The last few months I’ve been increasingly fascinated with habits – our natural autopilot states. When was the last time you actually concentrated on tying your shoes? When you go to your favorite restaurant or bar, do you end up ordering the same thing almost every time? Do you brush your teeth first thing when you wake up, or after you’ve showered? These are all habits, and we probably do the exact same thing 90% of the time.
Charles Duhigg has spent years researching and writing about habits in his book, The Power of Habit, and now I’m reading “Smarter. Better. Faster.” – a book that examines productivity – basically, an extension of our habits. How do we harness our energy effectively? Do we take care of the important e-mails all in one consecutive swoop?

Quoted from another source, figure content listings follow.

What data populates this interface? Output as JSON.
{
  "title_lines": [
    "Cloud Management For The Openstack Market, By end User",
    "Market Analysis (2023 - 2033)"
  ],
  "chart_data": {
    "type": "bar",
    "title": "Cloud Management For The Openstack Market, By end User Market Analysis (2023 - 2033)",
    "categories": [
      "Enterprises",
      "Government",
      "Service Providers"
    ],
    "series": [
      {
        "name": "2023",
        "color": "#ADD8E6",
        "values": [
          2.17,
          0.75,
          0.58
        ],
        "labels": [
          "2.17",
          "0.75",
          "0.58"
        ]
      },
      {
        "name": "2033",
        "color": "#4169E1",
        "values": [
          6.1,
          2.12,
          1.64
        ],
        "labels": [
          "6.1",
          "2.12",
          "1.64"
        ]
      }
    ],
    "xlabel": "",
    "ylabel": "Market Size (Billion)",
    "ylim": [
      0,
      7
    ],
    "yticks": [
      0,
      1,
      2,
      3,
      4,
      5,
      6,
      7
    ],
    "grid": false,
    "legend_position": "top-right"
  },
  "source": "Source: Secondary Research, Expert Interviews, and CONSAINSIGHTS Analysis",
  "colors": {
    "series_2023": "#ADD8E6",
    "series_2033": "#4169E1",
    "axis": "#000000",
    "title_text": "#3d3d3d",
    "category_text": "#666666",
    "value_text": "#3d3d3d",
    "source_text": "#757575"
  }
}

Or do we break them up into smaller, more digestible chunks? The annoying thing about habits is that what works for someone in terms of overcoming them might not work for you.
My friend and I were chatting earlier in the week and discussing emotions. When we’re feeling angry, depressed, anxious, scared, worried, aggressive, passionate, and a plethora of other excitable emotions, it’s as if we don’t cognitively have control. Our emotions take control. It’s not even necessarily autopilot; we end up on an emotionally defined path that we sometimes don’t feel we have the say in where things are going or where we’ll end up.
As I’ve been reading in Duhigg’s new book, I’ve discovered that the main problem is we’re not often actually thinking. Our days are often so similar that we don’t have to engage ourselves that much in terms of using our minds, so our bodies and brains establish thought-patterns that for the most part, keep us alive, but maybe don’t better us a whole heck of a lot. For example, I may have arrived safe at work yesterday. But I honestly don’t remember making conscious decisions on the drive there. I just sort of arrived, in a tired, grey fog of, “I need coffee NOW.” I automatically reacted to other cars on the road and traffic signals and I obeyed all of the laws, but I wasn’t engaged.
Successful people are engaged. They force themselves to constantly think. They’re always visualizing things – always creating new mental models for what may occur.
Back in the day – about two decades ago, when I started playing baseball and my former STL Cardinal father was coaching me – he’d say, “visualize the ball – imagine the sound of the bat making contact and think about how fast you’re going to run.” For the record, I wasn’t a power hitter and I couldn’t run very fast, but I could throw. So they stuck me out in Right Field and eventually when I had some hand-eye coordination, Third Base. (Side note – Allie loves Mike Moustakas from the Kansas City Royals and he’s a third-basemen, so I guess we’re like the perfect fit or something?!?!) Sometimes they let me pitch, but that’s another story (they called me “Wild Thing” – and I wasn’t a partier…so…you get the point). All of that is to say, my Dad knew the importance of me creating mental models, “visualizing the ball” meant actively engaging the ball, thinking about where it was going to go and where my bat would go after it at, led to me getting a lot more hits than if I had swung aimlessly all those years.
The bottom line is that we have to have the courage to ask ourselves, “Why?” Why are we doing what we’re doing? Why are we dating the woman of our dreams? Why are we hanging out with friends that rarely make an effort to get back to us? When we ask ourselves these “why” questions, we’re thinking, and when we’re thinking, we’re more successful. “Why” does so-and-so need an immediate reply and “why” is this project so important? “Why” are we on an exercising program instead of a regular at our favorite bar or ordering mochas at our favorite coffee-shop? “Why” are we believers instead of doubters? “Why” is our glass half-full instead of half-empty?
These “why” questions make all the difference.
They engage us to the degree that our thoughts can influence our actions, and our immediately defined emotional paths no longer have control of ourselves. I believe this is why we hate accountability. Aside from the fact that we’re prideful beings and dislike being questioned, we don’t like the extra cognitive processes that come into effect when someone questions our natural path, because that means extra thinking, extra time, and more potentially disruptive emotions taking place.
So, why are you who you are? And what do you believe in?
What difference do you want to make? Why are you going to put the effort into making a difference? Why is it worth the sacrifice?
Why is your life worth living? Why do you make a difference?
“Why” makes all the difference. “Why” defines who we are and who we’re becoming. “Why” leads to love and longterm relationships and “why” leads to breaking off from disruptive patterns and inconsequential relationships. “Why” leads to life and “why” leads to death.
Why is your heart still beating? And why are you taking the time to read my wandering thoughts? Why am I worth your time? And why does that beautiful blonde girl still love me despite my lack of defined path? Why has all the answers, yet why has all the trouble.
Why is worth it. Life is hard. All it’s questions and all it’s lack – yet we have the ability to change it all. We just have to think, a little bit more.